Hi there I am 27 and I have been diagnosed with MCTD. I have had symptoms for many years before being diagnosed and I am not even sure if its right. It must be because I have been to several rheumatologist and its been confirmed. I think its been very hard to except it not because I am afraid, but because no one knows how its caused,why it comes and how to treat it. Even the name sounds shadey:) If anyone is out there that has been diagnosed with this and has found some relief please let me know. I have been on many different therapies eg: methotrexate,methotrexate injections, imuran, arava, cell cept and now they will try the cyclosporines. My pain mgmt md wants to do the spinal blocks, but I'm not sure if those will work for this kind of pain. PLEASE let me know if you have any answers,websites,chatroom,clinical trials ANYTHING!! I am getting pretty desperate for relief and answers. ***@****

http://www.uklupus.co.uk/ssyn.html
I was reading the list at this link, and got an idea for you. Why don't you go for an eye exam, and try to get them to do these tests. I bet you don't need a referral for an optometrist. If you can see an opthamologist, that would be even better.

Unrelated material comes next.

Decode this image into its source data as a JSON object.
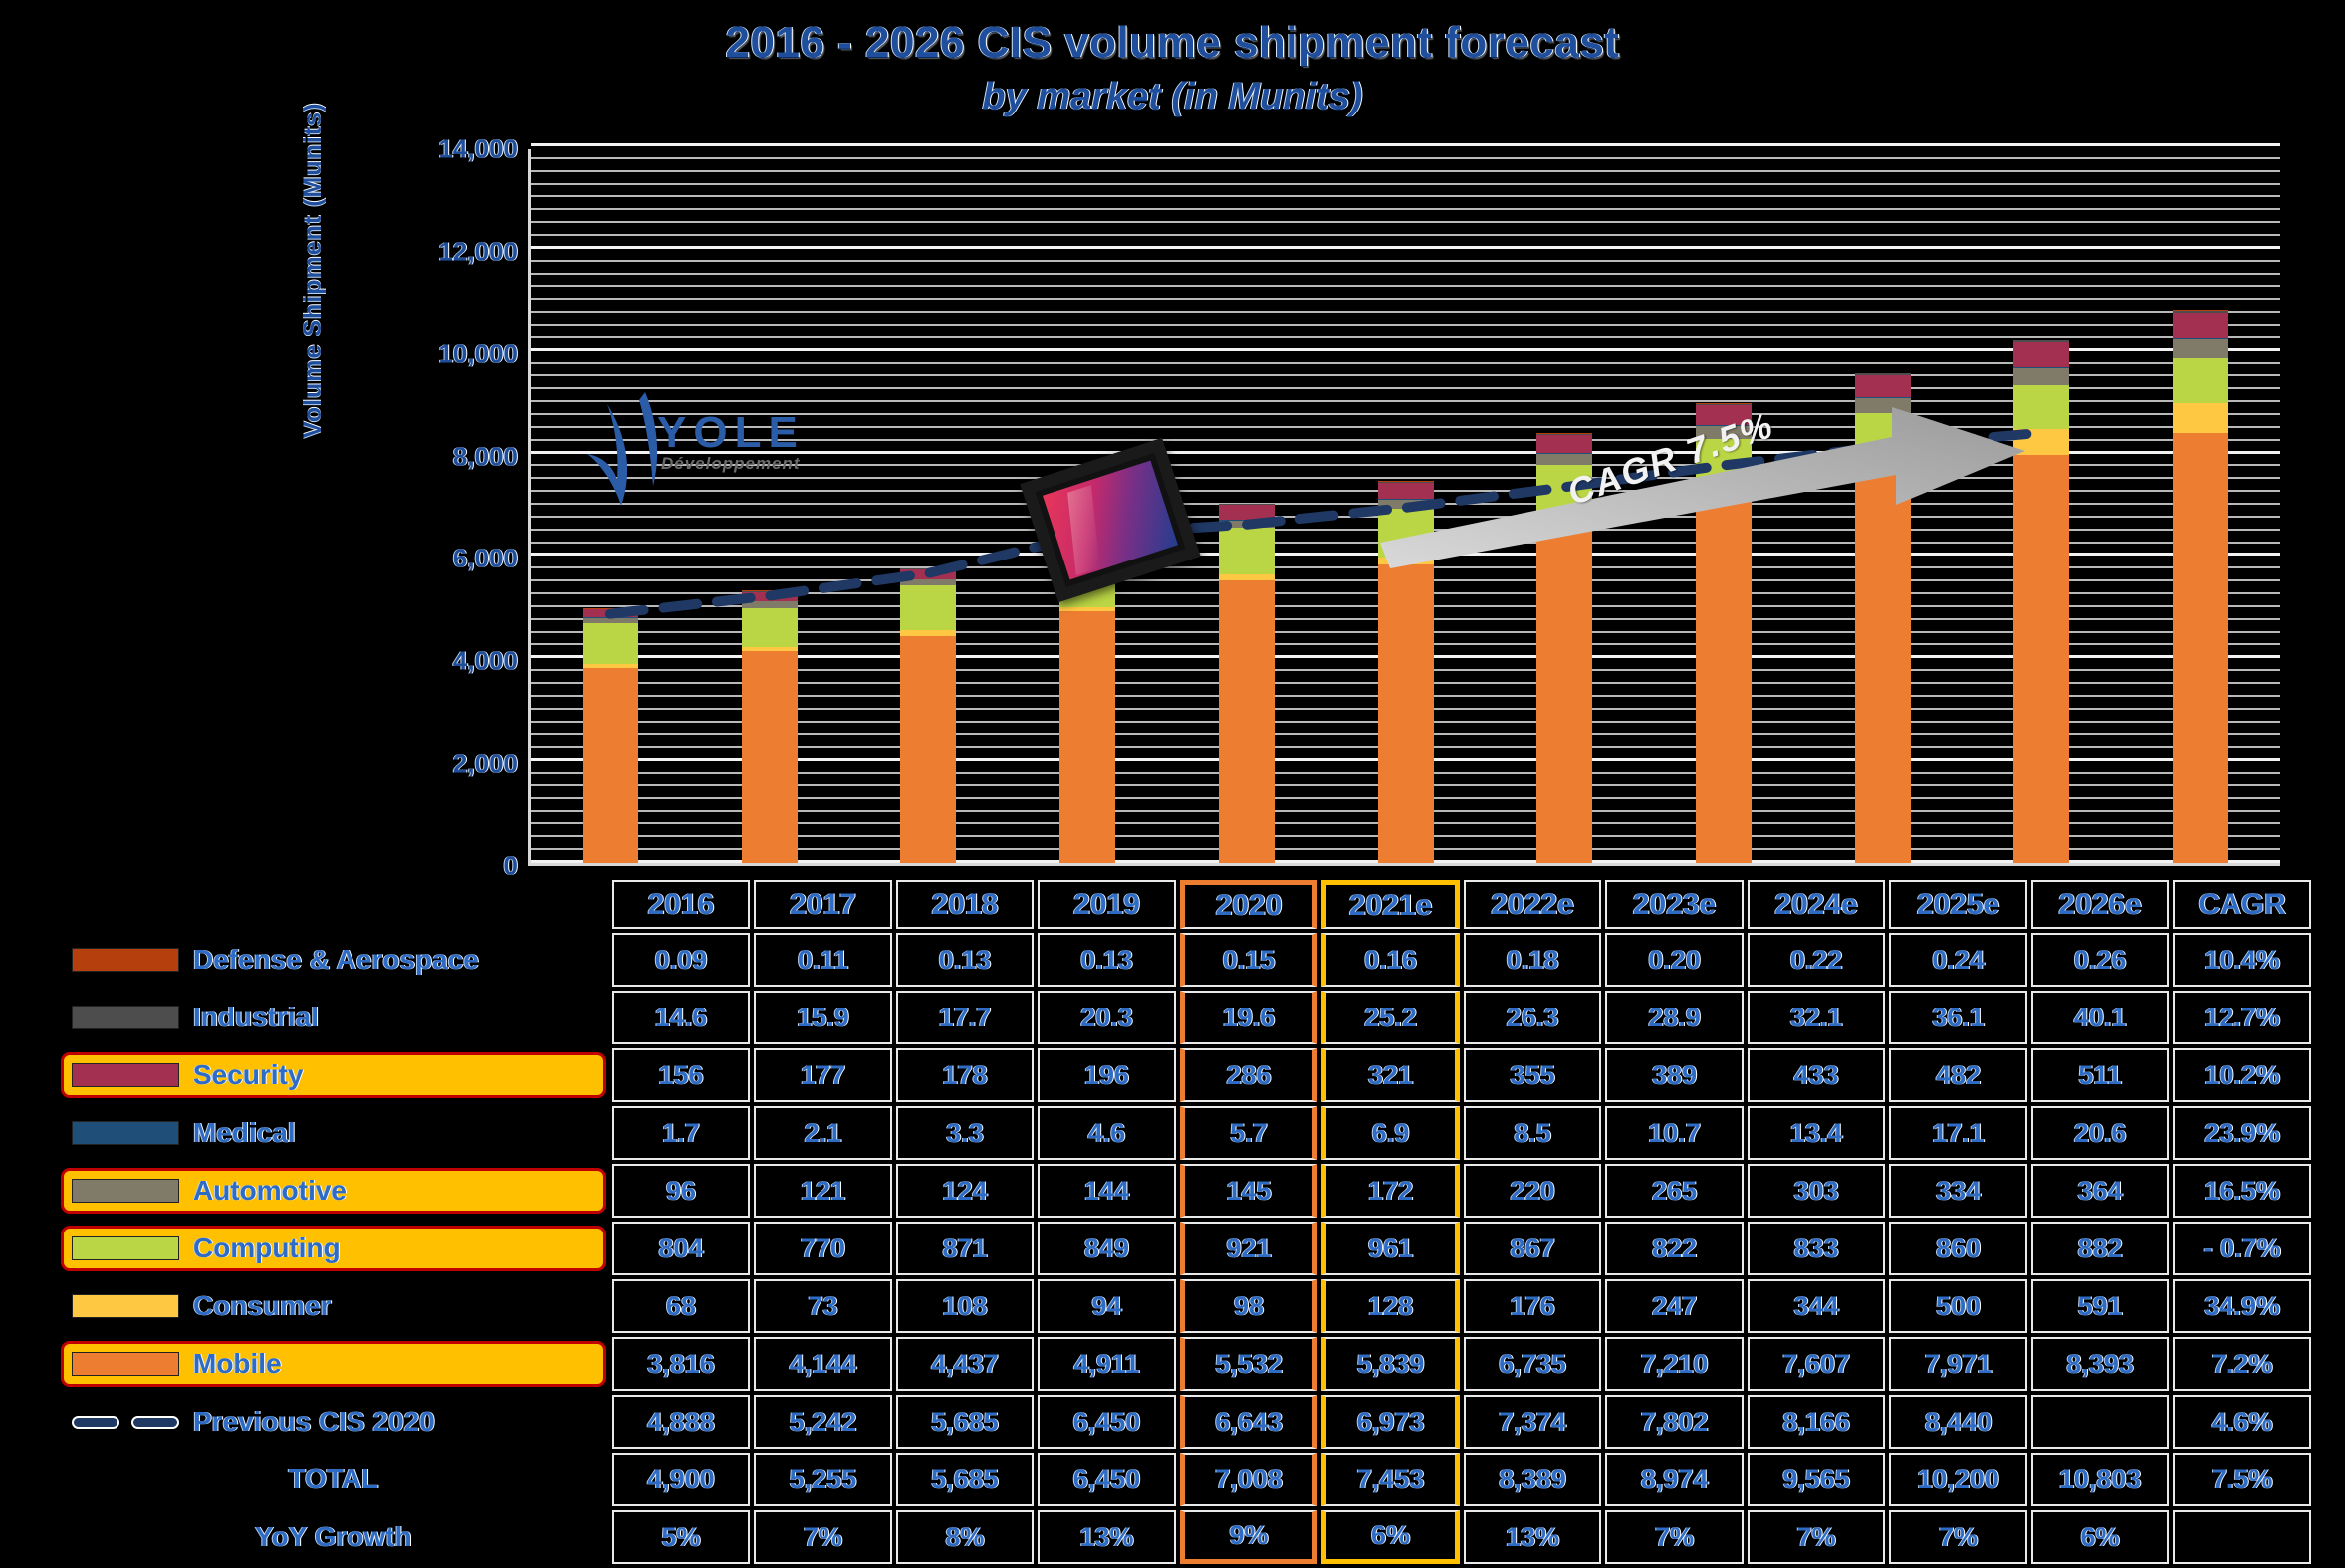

I know I wish they were as well. I think I,m going to have to start saving to try and get tests done privately if I have no luck getting them done. Thanks for all the support anyway it is appreciated. Take care Chris

I just looked down at your 5/11 post, and saw that someone else had suggested Sjogren's. If only your Dr. were as helpful and openminded as this forum.

Prednisone if anything tends to keep people awake a bit at night. Most people have few side efects from the short term use. I do feel a little dumber when I take it, but I don't know if this is an official side effect.

No she hasn,t tried giving me that. My pain levels have increased dramatically hence the tramadol dosage 1000mg a day plus 30mg amitrypaline. My Drs just seem stuck on its neurological so any new symptoms get labelled as being part of that. I will ask her though. Does predensol make you sleepy ? I find it difficult to organize my thoughts at time because of my present meds and I,m always tired. Chris

Thanks . You arn,t in way dumb when on the forum. Believe me. In fact I rate you and quite a few others as really knowledgable. I down loaded that article on sjorgens and Im going to fax it to my neuro just so she can look at it before my appointment in July. Might have a bit of luck doing it that way. Thats if she reads it. In the mean time I will speak to my Gp re predilsone but dont think I,ll have much luck with that. Take Care Anyway. Chris

Has your Dr. ever given you a trial of Prednisone? That was one of the things my Dr. did to nail down that it was autoimune. I had a 2 week pack with a tapering dose. It is VERY cheap, probably less than $20 US. Anyway, I did not realize just how much pain I had been living with until I did that trial. Within a few days of stopping it, I could really feel it. If you can get your Dr to give you the Prednisone like that, it may prompt her to do some autoimmune testing based on your experience with it. Good luck.

Thanks yet again. I can imagine how difficult it must have been for you starting in your 20s. I think the hyperchondriac labels thrown about much too easily. I,ve been told I,m something of a mystery too so  perhaps the road to my diagnosis is long (if I ever get one ).  I think one of the problems we face in the state health service here (NHS) is thats its underfunded and there always looking for cutbacks. It can be quite difficult to get any tests done at all, let alone new ones.
I think your DR is similar to my neurologist in admitting they dont always know whats going on. Not many out there who would admitt to that is there. Its nice to know Your an enigma as well as me . Take Care Chris

I never had any biopsies, but if you have any type of sores, or skin rashes, they can be biopsied to detect things like discoid lupus. I have had a mile long list of blood tests, many of which I posted to you. In my case, none of them fell well enough within range of a specific disease to make the diagnosis easy. The Dr. I have now is very kind and thorough (unlike some I've had in the past), and he does a full workup on me every year to see how my disease is progressing. As good as he is, I still have him stumped. He has told me (kindly of course) "You're hard.", and "You're an enigma.", as well as telling me "I just don't know." Now that's a hard one for a Dr. to admit. Anyhow, we kind of mutually settled on MCTD (Mixed Connective Tissue Disease). I sort of overlap Lupus and Scleroderma, but I think I have more of the Lupus stuff. I'm really surprised that your Dr. wouldn't do any tests for you. Then again, I had Dr.'s like that for years. The Dr. I see now is an Internal Medicine Specialist. The only time I went to a Rheumatologist, she thought I was a hypochondriac, and told me I must have early Osteoarthritis (you know "old people" arthritis). Yeah Right! I was 25! I never went back. Anyway, don't give up. There are reasonable treatments for almost all of these diseases. Just keep pushing it.